I have a data science background, so my goal of using Hadoop would be to store large amounts of data in a
HDFS and use a cluster to perform some (parallelized) analytics (e.g. some Machine learning algorithms) on parts of these datasets. To be a little bit more specific, consider the following case: for some large dataset stored in a
HDFS, I want to run a simple algorithm on, say, 100 random samples of this dataset and combine these results.
As I understand the concept, to achieve this, I could write a
Map function that tells the
Tasktrackers on my cluster nodes to perform the analytic on part of the data. Moreover, I should write a
Reduce function to 'combine' the results.

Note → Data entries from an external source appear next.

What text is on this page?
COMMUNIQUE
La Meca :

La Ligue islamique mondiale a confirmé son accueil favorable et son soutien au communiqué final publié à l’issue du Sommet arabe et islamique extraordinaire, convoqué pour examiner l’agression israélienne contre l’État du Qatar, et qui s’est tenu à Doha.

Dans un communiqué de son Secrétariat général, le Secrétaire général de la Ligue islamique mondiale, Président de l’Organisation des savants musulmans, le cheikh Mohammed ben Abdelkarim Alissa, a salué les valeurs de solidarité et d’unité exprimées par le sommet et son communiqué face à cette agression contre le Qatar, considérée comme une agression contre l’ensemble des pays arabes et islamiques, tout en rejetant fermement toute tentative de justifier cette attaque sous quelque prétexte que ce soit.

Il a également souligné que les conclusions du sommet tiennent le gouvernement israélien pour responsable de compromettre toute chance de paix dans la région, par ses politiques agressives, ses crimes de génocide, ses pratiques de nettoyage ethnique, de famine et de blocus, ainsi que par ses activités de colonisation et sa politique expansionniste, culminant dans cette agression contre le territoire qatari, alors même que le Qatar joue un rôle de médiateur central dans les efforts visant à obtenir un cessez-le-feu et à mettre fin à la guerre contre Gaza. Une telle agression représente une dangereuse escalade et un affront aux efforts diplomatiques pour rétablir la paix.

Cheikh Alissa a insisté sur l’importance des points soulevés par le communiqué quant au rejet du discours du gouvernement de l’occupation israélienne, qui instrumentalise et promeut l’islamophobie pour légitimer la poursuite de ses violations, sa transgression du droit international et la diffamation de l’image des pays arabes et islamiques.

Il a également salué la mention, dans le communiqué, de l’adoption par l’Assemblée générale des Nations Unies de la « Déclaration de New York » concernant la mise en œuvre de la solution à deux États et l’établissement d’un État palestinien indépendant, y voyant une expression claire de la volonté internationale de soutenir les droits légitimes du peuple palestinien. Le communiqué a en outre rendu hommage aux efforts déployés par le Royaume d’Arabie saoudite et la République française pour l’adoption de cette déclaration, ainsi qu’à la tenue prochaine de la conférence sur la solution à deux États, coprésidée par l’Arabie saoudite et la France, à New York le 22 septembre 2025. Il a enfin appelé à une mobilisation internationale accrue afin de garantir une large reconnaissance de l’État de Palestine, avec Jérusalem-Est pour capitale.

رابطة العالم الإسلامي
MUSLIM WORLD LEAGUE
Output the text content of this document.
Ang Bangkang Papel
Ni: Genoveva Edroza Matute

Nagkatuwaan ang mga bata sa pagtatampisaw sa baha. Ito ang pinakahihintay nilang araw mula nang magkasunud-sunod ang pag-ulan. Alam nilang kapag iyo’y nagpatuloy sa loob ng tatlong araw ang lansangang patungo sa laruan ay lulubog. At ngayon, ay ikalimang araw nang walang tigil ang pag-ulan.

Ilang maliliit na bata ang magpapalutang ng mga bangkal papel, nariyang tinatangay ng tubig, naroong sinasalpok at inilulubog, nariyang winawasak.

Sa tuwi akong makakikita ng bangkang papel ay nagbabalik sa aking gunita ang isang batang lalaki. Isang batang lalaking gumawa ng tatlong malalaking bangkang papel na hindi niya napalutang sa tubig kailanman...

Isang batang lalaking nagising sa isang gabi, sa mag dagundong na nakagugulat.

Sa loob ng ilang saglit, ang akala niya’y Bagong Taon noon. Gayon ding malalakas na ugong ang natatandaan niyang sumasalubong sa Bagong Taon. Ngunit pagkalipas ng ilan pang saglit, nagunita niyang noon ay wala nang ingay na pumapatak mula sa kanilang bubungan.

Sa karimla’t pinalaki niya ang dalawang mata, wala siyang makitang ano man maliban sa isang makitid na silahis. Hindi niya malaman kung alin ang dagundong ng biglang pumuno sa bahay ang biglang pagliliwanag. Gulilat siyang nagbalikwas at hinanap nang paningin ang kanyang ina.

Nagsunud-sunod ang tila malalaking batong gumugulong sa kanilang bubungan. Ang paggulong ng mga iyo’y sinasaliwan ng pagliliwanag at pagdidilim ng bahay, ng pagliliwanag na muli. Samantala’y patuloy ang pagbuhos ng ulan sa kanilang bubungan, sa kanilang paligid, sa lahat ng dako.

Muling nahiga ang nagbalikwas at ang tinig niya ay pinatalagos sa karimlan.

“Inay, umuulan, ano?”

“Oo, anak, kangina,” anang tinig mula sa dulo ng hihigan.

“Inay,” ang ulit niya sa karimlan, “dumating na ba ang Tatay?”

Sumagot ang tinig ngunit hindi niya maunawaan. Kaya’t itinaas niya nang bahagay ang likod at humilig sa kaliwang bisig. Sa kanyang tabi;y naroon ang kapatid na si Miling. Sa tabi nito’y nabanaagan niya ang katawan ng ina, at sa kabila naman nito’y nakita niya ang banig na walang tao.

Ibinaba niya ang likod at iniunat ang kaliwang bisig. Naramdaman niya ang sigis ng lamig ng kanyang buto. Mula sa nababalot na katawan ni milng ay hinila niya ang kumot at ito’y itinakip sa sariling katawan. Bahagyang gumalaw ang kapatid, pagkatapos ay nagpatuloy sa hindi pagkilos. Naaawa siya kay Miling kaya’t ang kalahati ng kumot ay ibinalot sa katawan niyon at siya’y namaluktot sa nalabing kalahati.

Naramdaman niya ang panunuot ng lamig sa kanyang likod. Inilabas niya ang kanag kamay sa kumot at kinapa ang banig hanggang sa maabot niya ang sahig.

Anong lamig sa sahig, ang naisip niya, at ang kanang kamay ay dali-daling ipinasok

Now for the technical side; as I understood, each of the machines in my cluster contains a
DataNode and a
TaskTracker. I imagine that a
TaskTracker on a certain machine might require data for its calculations, that is not present on the
DataNode on this particular machine. So the main question that arises is: How does a
TaskTracker obtain its required data? Does it combine data present on its neighboring with
DataNode from other
DataNodes, or does it treat its neighbor
DataNode as equally as all the other in
DataNodes the cluster? Is all required data transferred to a
TaskTracker in the first place?
Please shed some light on these questions as it would really help me in understanding the fundamental principles of Hadoop. Should I have completely have misunderstood the Hadoop workflow in the first place, please let me know, as it, too, would help me a lot.